More and more I'm realising how my pictures work best as groups or
collections. Looking back through some older files I see recurring
themes which can be pulled together. Going right back to when I began
rediscovering photography I was taking photographs of ditches and
drains.
What the photographic attraction for me is with ditches is hard to say. Partly an anglers affinity with water, partly my fascination with man's impact on nature and nature's constant retaliation. And there's the straight lines. Snowfall always seems top get people out with their cameras, but it is terribly difficult to photograph. Grey skies don't help make for picturesque scenes, but the light does keep harsh shadows at bay.
As ever the flat land is difficult to work with. One way is to get a high viewpoint, another is to get in close and concentrate on details. The three frames here were all conceived as5x4 crops, two being shot as such using the in camera cropping facility. I'm not sure why, it just felt right. No doubt there would be many who would clone out the branches intruding into the top right of the first picture. I considered it, but somehow the 'imperfection' feels right. The world is messy. Why tidy it up?
I like the even light, the muted colours and the banality of these pictures. As with many of my recent 'landscape' photographs they really work better larger where the texture and detail is revealed. They were all taken within a few hundred yards of home on a walk through the woods to the fields beyond.

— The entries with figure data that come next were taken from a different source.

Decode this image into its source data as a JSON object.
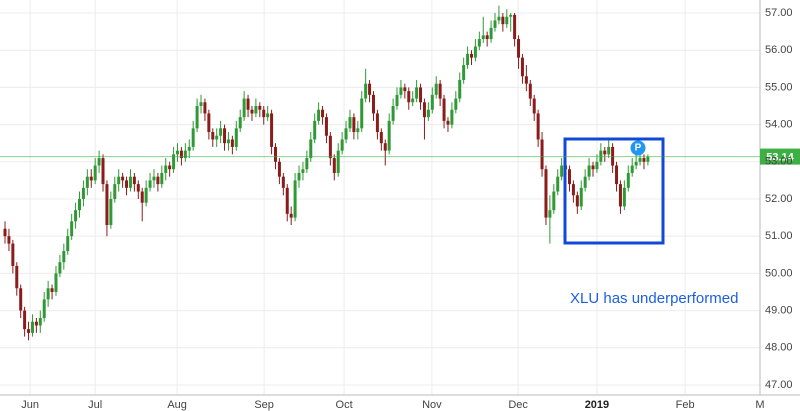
{
  "chart_data": {
    "type": "candlestick",
    "up_color": "#2f9a35",
    "down_color": "#8b1c1c",
    "xlim": [
      -1.28,
      192.6
    ],
    "xticks": [
      {
        "value": 6.4,
        "label": "Jun"
      },
      {
        "value": 23.0,
        "label": "Jul"
      },
      {
        "value": 43.9,
        "label": "Aug"
      },
      {
        "value": 66.1,
        "label": "Sep"
      },
      {
        "value": 86.5,
        "label": "Oct"
      },
      {
        "value": 108.9,
        "label": "Nov"
      },
      {
        "value": 130.9,
        "label": "Dec"
      },
      {
        "value": 151.0,
        "label": "2019"
      },
      {
        "value": 173.5,
        "label": "Feb"
      },
      {
        "value": 192.6,
        "label": "M"
      }
    ],
    "ylim": [
      46.73,
      57.35
    ],
    "yticks": [
      {
        "value": 47,
        "label": "47.00"
      },
      {
        "value": 48,
        "label": "48.00"
      },
      {
        "value": 49,
        "label": "49.00"
      },
      {
        "value": 50,
        "label": "50.00"
      },
      {
        "value": 51,
        "label": "51.00"
      },
      {
        "value": 52,
        "label": "52.00"
      },
      {
        "value": 53,
        "label": "53.00"
      },
      {
        "value": 54,
        "label": "54.00"
      },
      {
        "value": 55,
        "label": "55.00"
      },
      {
        "value": 56,
        "label": "56.00"
      },
      {
        "value": 57,
        "label": "57.00"
      }
    ],
    "grid": true,
    "last_price": 53.14,
    "last_price_color": "#3cb043",
    "marker_label": "P",
    "annotation": "XLU has underperformed",
    "candles": [
      [
        51.2,
        51.4,
        50.8,
        51.0
      ],
      [
        51.0,
        51.2,
        50.6,
        50.8
      ],
      [
        50.8,
        50.9,
        50.0,
        50.2
      ],
      [
        50.2,
        50.3,
        49.4,
        49.6
      ],
      [
        49.6,
        49.7,
        48.8,
        49.0
      ],
      [
        49.0,
        49.1,
        48.3,
        48.5
      ],
      [
        48.5,
        48.7,
        48.2,
        48.4
      ],
      [
        48.4,
        48.9,
        48.3,
        48.7
      ],
      [
        48.7,
        48.8,
        48.4,
        48.6
      ],
      [
        48.6,
        49.0,
        48.4,
        48.8
      ],
      [
        48.8,
        49.5,
        48.7,
        49.3
      ],
      [
        49.3,
        49.8,
        49.1,
        49.6
      ],
      [
        49.6,
        49.7,
        49.3,
        49.5
      ],
      [
        49.5,
        50.2,
        49.4,
        50.0
      ],
      [
        50.0,
        50.5,
        49.9,
        50.3
      ],
      [
        50.3,
        50.8,
        50.1,
        50.6
      ],
      [
        50.6,
        51.2,
        50.5,
        51.0
      ],
      [
        51.0,
        51.6,
        50.9,
        51.4
      ],
      [
        51.4,
        51.9,
        51.2,
        51.7
      ],
      [
        51.7,
        52.2,
        51.5,
        52.0
      ],
      [
        52.0,
        52.5,
        51.8,
        52.3
      ],
      [
        52.3,
        52.8,
        52.1,
        52.6
      ],
      [
        52.6,
        52.8,
        52.3,
        52.5
      ],
      [
        52.5,
        53.1,
        52.4,
        52.9
      ],
      [
        52.9,
        53.3,
        52.7,
        53.1
      ],
      [
        53.1,
        53.2,
        52.2,
        52.4
      ],
      [
        52.4,
        52.5,
        51.0,
        51.3
      ],
      [
        51.3,
        52.2,
        51.2,
        52.0
      ],
      [
        52.0,
        52.6,
        51.9,
        52.4
      ],
      [
        52.4,
        52.8,
        52.2,
        52.6
      ],
      [
        52.6,
        52.7,
        52.3,
        52.5
      ],
      [
        52.5,
        52.6,
        52.1,
        52.3
      ],
      [
        52.3,
        52.8,
        52.2,
        52.6
      ],
      [
        52.6,
        52.7,
        52.2,
        52.4
      ],
      [
        52.4,
        52.5,
        52.0,
        52.2
      ],
      [
        52.2,
        52.3,
        51.4,
        51.9
      ],
      [
        51.9,
        52.5,
        51.8,
        52.3
      ],
      [
        52.3,
        52.7,
        52.2,
        52.5
      ],
      [
        52.5,
        52.8,
        52.3,
        52.6
      ],
      [
        52.6,
        52.7,
        52.2,
        52.4
      ],
      [
        52.4,
        52.9,
        52.3,
        52.7
      ],
      [
        52.7,
        53.1,
        52.5,
        52.9
      ],
      [
        52.9,
        53.0,
        52.6,
        52.8
      ],
      [
        52.8,
        53.4,
        52.7,
        53.2
      ],
      [
        53.2,
        53.5,
        53.0,
        53.3
      ],
      [
        53.3,
        53.4,
        52.9,
        53.1
      ],
      [
        53.1,
        53.5,
        53.0,
        53.3
      ],
      [
        53.3,
        53.6,
        53.1,
        53.4
      ],
      [
        53.4,
        54.1,
        53.3,
        53.9
      ],
      [
        53.9,
        54.7,
        53.8,
        54.5
      ],
      [
        54.5,
        54.8,
        54.3,
        54.6
      ],
      [
        54.6,
        54.7,
        54.1,
        54.3
      ],
      [
        54.3,
        54.4,
        53.6,
        53.8
      ],
      [
        53.8,
        53.9,
        53.4,
        53.6
      ],
      [
        53.6,
        53.9,
        53.4,
        53.7
      ],
      [
        53.7,
        54.1,
        53.5,
        53.9
      ],
      [
        53.9,
        54.0,
        53.3,
        53.5
      ],
      [
        53.5,
        53.8,
        53.3,
        53.6
      ],
      [
        53.6,
        53.7,
        53.2,
        53.4
      ],
      [
        53.4,
        54.1,
        53.3,
        53.9
      ],
      [
        53.9,
        54.4,
        53.8,
        54.2
      ],
      [
        54.2,
        54.9,
        54.1,
        54.7
      ],
      [
        54.7,
        54.8,
        54.2,
        54.4
      ],
      [
        54.4,
        54.5,
        54.1,
        54.3
      ],
      [
        54.3,
        54.7,
        54.2,
        54.5
      ],
      [
        54.5,
        54.6,
        54.2,
        54.4
      ],
      [
        54.4,
        54.5,
        54.0,
        54.2
      ],
      [
        54.2,
        54.5,
        54.1,
        54.3
      ],
      [
        54.3,
        54.4,
        53.2,
        53.4
      ],
      [
        53.4,
        53.5,
        52.8,
        53.0
      ],
      [
        53.0,
        53.1,
        52.4,
        52.6
      ],
      [
        52.6,
        52.7,
        52.1,
        52.3
      ],
      [
        52.3,
        52.4,
        51.4,
        51.6
      ],
      [
        51.6,
        51.8,
        51.3,
        51.5
      ],
      [
        51.5,
        52.7,
        51.4,
        52.5
      ],
      [
        52.5,
        52.9,
        52.3,
        52.7
      ],
      [
        52.7,
        53.0,
        52.5,
        52.8
      ],
      [
        52.8,
        53.3,
        52.7,
        53.1
      ],
      [
        53.1,
        53.8,
        53.0,
        53.6
      ],
      [
        53.6,
        54.3,
        53.5,
        54.1
      ],
      [
        54.1,
        54.6,
        54.0,
        54.4
      ],
      [
        54.4,
        54.5,
        54.0,
        54.2
      ],
      [
        54.2,
        54.3,
        53.5,
        53.7
      ],
      [
        53.7,
        53.8,
        52.9,
        53.1
      ],
      [
        53.1,
        53.2,
        52.5,
        52.7
      ],
      [
        52.7,
        53.5,
        52.6,
        53.3
      ],
      [
        53.3,
        53.8,
        53.2,
        53.6
      ],
      [
        53.6,
        54.1,
        53.5,
        53.9
      ],
      [
        53.9,
        54.4,
        53.8,
        54.2
      ],
      [
        54.2,
        54.3,
        53.6,
        53.8
      ],
      [
        53.8,
        54.1,
        53.6,
        53.9
      ],
      [
        53.9,
        54.9,
        53.8,
        54.7
      ],
      [
        54.7,
        55.5,
        54.6,
        55.1
      ],
      [
        55.1,
        55.2,
        54.6,
        54.8
      ],
      [
        54.8,
        54.9,
        54.1,
        54.3
      ],
      [
        54.3,
        54.4,
        53.6,
        53.8
      ],
      [
        53.8,
        53.9,
        53.3,
        53.5
      ],
      [
        53.5,
        53.6,
        52.9,
        53.3
      ],
      [
        53.3,
        54.3,
        53.2,
        54.1
      ],
      [
        54.1,
        54.7,
        54.0,
        54.5
      ],
      [
        54.5,
        55.0,
        54.4,
        54.8
      ],
      [
        54.8,
        55.2,
        54.7,
        55.0
      ],
      [
        55.0,
        55.1,
        54.7,
        54.9
      ],
      [
        54.9,
        55.0,
        54.4,
        54.6
      ],
      [
        54.6,
        54.9,
        54.5,
        54.7
      ],
      [
        54.7,
        55.2,
        54.6,
        55.0
      ],
      [
        55.0,
        55.1,
        54.4,
        54.6
      ],
      [
        54.6,
        54.7,
        53.6,
        54.2
      ],
      [
        54.2,
        54.6,
        54.1,
        54.4
      ],
      [
        54.4,
        55.0,
        54.3,
        54.8
      ],
      [
        54.8,
        55.3,
        54.7,
        55.1
      ],
      [
        55.1,
        55.2,
        54.5,
        54.7
      ],
      [
        54.7,
        54.8,
        53.9,
        54.1
      ],
      [
        54.1,
        54.2,
        53.8,
        54.0
      ],
      [
        54.0,
        54.6,
        53.9,
        54.4
      ],
      [
        54.4,
        54.9,
        54.3,
        54.7
      ],
      [
        54.7,
        55.4,
        54.6,
        55.2
      ],
      [
        55.2,
        55.8,
        55.1,
        55.6
      ],
      [
        55.6,
        56.1,
        55.5,
        55.9
      ],
      [
        55.9,
        56.0,
        55.6,
        55.8
      ],
      [
        55.8,
        56.3,
        55.7,
        56.1
      ],
      [
        56.1,
        56.5,
        56.0,
        56.3
      ],
      [
        56.3,
        56.9,
        56.2,
        56.4
      ],
      [
        56.4,
        56.5,
        56.1,
        56.3
      ],
      [
        56.3,
        56.8,
        56.2,
        56.6
      ],
      [
        56.6,
        57.0,
        56.5,
        56.8
      ],
      [
        56.8,
        57.2,
        56.7,
        56.9
      ],
      [
        56.9,
        57.0,
        56.5,
        56.7
      ],
      [
        56.7,
        57.1,
        56.6,
        56.9
      ],
      [
        56.9,
        57.0,
        56.5,
        56.95
      ],
      [
        56.95,
        57.0,
        56.1,
        56.3
      ],
      [
        56.3,
        56.4,
        55.5,
        55.8
      ],
      [
        55.8,
        55.9,
        55.1,
        55.3
      ],
      [
        55.3,
        55.6,
        54.9,
        55.1
      ],
      [
        55.1,
        55.2,
        54.5,
        54.7
      ],
      [
        54.7,
        54.8,
        54.1,
        54.3
      ],
      [
        54.3,
        54.4,
        53.4,
        53.6
      ],
      [
        53.6,
        53.8,
        52.6,
        52.8
      ],
      [
        52.8,
        52.9,
        51.3,
        51.5
      ],
      [
        51.5,
        52.1,
        50.8,
        51.7
      ],
      [
        51.7,
        52.4,
        51.6,
        52.2
      ],
      [
        52.2,
        52.8,
        52.1,
        52.6
      ],
      [
        52.6,
        53.1,
        52.5,
        52.9
      ],
      [
        52.9,
        53.0,
        52.6,
        52.8
      ],
      [
        52.8,
        52.9,
        52.2,
        52.4
      ],
      [
        52.4,
        52.5,
        51.9,
        52.1
      ],
      [
        52.1,
        52.2,
        51.6,
        51.8
      ],
      [
        51.8,
        52.5,
        51.7,
        52.3
      ],
      [
        52.3,
        52.8,
        52.2,
        52.6
      ],
      [
        52.6,
        53.1,
        52.5,
        52.9
      ],
      [
        52.9,
        53.0,
        52.6,
        52.8
      ],
      [
        52.8,
        53.2,
        52.7,
        53.0
      ],
      [
        53.0,
        53.5,
        52.9,
        53.3
      ],
      [
        53.3,
        53.4,
        53.0,
        53.2
      ],
      [
        53.2,
        53.6,
        53.1,
        53.4
      ],
      [
        53.4,
        53.5,
        52.7,
        52.9
      ],
      [
        52.9,
        53.0,
        52.2,
        52.4
      ],
      [
        52.4,
        52.5,
        51.6,
        51.8
      ],
      [
        51.8,
        52.5,
        51.7,
        52.3
      ],
      [
        52.3,
        52.9,
        52.2,
        52.7
      ],
      [
        52.7,
        53.1,
        52.6,
        52.9
      ],
      [
        52.9,
        53.2,
        52.8,
        53.0
      ],
      [
        53.0,
        53.3,
        52.9,
        53.1
      ],
      [
        53.1,
        53.2,
        52.8,
        53.0
      ],
      [
        53.0,
        53.2,
        52.9,
        53.14
      ]
    ]
  }
}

The wood itself poses a different problem. Being able to see the wood for the trees! It's somewhere I've been before with a camera and struggled. It's early days, two recent visits are forming ideas, and a project may evolve. It's all about trying to use your personal vision instead of trying to replicate pictures you have seen that others have made. Being so close I can make short visits to the wood at any time of the day. Like the sandplant it's a place that people use, and abuse, in an unregulated way. Although it is visited by many dog walkers, mountain bikers and kids messing about, wit the attendant rubbish, there is wildlife. Not just the expected birds and squirrels in the trees. I have seen hares in the wood in harsh times and rabbits at any time.